Chapter 4 of Life on the Mississippi opens with what is generally acknowledged to be one of Twain’s finest pieces of writing: an almost lyrical account of his two years as an apprentice steamboat pilot on the lower Mississippi. He originally composed most of the seventeen chapters that constitute this part of the book for magazine serialization. With the encouragement of his friends Joseph Twichell and W. D. Howells, the editor of The Atlantic Monthly, he wrote these articles in order to re-create the great age of steamboating. After they appeared in The Atlantic Monthly in 1876 as a series titled “Old Times on the Mississippi,” he put aside his idea of writing a book on the Mississippi until six years later, when he succumbed to the itch to return to the river.

In early 1882, Twain spent just over a month on the Mississippi with his book publisher, James R. Osgood (“Thompson” in the narrative), and a Hartford, Connecticut, stenographer named Roswell Phelps (“Rogers”). Afterward, he returned home to Hartford and threw himself into writing what he believed must be a large book. After completing the introductory chapters, he naturally returned to his “Old Times” articles. These he lightly revised and supplemented with several new chapters—including those recounting his troubles with Mr. Brown.

Although chapters 4 through 20 of Life on the Mississippi are based on Twain’s own experiences as a cub pilot from early 1858 through early 1859, they cannot strictly be regarded as autobiography. Twain’s narrator writes in the first person, but the cub whom he depicts as his youthful self appears to be a much younger and more naïve person than the twenty-one-year-old Sam Clemens who had become an apprentice pilot. Twain’s interest in writing these chapters is to describe the marvelous art of piloting and the wonders of the Mississippi River, not to recount his own life. Once he achieves these objectives, he dismisses the two years that he spent as a licensed pilot in one brief paragraph (chapter 21).

The balance of the sixty-chapter book recounts Twain’s return to the Mississippi in 1882. Much of this section is straightforward travel narrative, but even this cannot be read as unadulterated autobiography. As with Twain’s other travel books, much of this section is embroidered for entertainment and literary effect. More even than in the earlier chapters, the narrator speaks with the voice of Twain, but here, too, he never openly identifies himself as Mark Twain (or as Samuel Clemens), although he twice alludes to his famous pen name. Keeping the identity of his narrator vague—a technique that typifies most of Twain’s travel writing—leaves him free to invent and embroider without the strictures of nonfiction.

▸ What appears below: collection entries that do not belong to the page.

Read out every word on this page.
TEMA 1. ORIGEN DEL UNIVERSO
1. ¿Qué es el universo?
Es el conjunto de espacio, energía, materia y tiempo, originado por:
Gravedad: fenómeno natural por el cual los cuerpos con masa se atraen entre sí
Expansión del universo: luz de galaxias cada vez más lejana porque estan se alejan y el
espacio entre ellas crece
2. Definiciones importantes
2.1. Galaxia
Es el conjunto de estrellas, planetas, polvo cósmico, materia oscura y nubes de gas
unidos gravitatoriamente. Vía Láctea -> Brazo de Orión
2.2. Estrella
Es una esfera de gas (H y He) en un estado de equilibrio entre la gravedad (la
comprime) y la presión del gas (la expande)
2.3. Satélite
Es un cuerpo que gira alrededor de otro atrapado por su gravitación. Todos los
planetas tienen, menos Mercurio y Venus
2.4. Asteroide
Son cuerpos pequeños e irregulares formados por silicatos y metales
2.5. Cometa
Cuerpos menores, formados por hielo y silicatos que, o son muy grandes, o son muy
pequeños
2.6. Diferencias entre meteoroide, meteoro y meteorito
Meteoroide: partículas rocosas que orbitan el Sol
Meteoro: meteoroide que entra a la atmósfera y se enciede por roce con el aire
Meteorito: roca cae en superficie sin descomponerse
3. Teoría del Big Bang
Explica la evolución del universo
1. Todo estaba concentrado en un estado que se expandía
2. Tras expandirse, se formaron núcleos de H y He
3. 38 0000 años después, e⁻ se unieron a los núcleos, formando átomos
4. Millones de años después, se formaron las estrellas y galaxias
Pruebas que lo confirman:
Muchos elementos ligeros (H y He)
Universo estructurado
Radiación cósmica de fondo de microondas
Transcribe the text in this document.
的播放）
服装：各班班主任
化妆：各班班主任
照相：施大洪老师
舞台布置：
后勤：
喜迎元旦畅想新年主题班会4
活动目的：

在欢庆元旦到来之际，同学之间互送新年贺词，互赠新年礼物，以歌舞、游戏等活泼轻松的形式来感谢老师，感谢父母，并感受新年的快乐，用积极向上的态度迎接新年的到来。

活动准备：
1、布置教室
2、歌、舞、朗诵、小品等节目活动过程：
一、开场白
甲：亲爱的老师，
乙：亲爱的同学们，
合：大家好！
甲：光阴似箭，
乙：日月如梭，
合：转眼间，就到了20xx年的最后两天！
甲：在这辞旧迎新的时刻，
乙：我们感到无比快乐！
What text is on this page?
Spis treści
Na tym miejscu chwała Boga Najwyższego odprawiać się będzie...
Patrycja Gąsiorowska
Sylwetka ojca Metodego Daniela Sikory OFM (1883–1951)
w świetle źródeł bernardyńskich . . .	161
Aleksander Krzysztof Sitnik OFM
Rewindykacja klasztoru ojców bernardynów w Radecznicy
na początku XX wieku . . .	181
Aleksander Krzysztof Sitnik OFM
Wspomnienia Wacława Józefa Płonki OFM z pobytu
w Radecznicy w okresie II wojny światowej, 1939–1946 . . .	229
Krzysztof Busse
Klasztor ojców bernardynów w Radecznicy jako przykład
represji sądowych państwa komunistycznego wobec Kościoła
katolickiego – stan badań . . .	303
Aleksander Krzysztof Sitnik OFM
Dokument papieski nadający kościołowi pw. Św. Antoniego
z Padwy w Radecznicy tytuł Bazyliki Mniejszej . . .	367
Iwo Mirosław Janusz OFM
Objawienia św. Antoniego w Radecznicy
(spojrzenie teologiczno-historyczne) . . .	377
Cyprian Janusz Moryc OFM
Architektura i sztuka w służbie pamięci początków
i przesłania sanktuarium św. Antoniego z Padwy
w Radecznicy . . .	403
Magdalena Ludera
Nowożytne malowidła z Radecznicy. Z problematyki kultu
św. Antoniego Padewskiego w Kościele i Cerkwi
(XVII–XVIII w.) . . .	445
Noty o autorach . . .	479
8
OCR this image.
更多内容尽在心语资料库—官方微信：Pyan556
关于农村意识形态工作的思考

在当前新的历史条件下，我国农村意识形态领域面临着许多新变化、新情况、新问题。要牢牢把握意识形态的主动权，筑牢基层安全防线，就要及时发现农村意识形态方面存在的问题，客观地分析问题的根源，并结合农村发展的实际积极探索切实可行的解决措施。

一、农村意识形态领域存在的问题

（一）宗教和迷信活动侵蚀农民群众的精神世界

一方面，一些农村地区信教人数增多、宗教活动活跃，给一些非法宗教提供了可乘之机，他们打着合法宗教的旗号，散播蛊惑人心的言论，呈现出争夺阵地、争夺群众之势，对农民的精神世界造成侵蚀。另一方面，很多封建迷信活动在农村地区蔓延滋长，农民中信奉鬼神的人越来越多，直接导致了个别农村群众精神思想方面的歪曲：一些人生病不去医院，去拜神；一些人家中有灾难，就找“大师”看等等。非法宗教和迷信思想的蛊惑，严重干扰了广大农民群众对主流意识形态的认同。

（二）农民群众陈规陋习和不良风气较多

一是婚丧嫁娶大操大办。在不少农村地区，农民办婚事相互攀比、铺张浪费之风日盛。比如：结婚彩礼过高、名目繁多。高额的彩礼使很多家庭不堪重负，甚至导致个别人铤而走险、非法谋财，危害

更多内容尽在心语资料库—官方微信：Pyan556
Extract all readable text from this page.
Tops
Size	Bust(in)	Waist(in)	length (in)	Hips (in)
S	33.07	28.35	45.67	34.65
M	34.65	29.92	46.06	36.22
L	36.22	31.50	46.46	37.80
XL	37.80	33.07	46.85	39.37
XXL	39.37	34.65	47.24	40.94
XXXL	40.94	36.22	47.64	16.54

Readers unaware of the extent to which Twain freed himself to invent may become confused in reading Life on the Mississippi. The second part of the book contains several frame stories that are pure fiction, but the author gives no hint of their nature. A prime example is the Karl Ritter episode, which blends so seamlessly into chapters 31 and 32 that one might mistakenly read the story as authentic. Another example occurs in chapter 52—“The Burning Brand”—to which Twain adds a realistic note by working in the name of his literary friend Charles Dudley Warner.

Although Life on the Mississippi should not be read as authentic autobiography, the book is filled with autobiographical interest. Its cub-piloting chapters help illuminate an important phase of Twain’s early life, just as the book’s later narrative at least approximates Twain’s 1882 experiences. Of perhaps greater autobiographical significance, and of often superior literary interest, are the chapters concerning his return visit to Hannibal, Missouri. Chapters 53-56 take Twain deeper into his youth than anything he wrote until he seriously undertook his autobiography a quarter century later.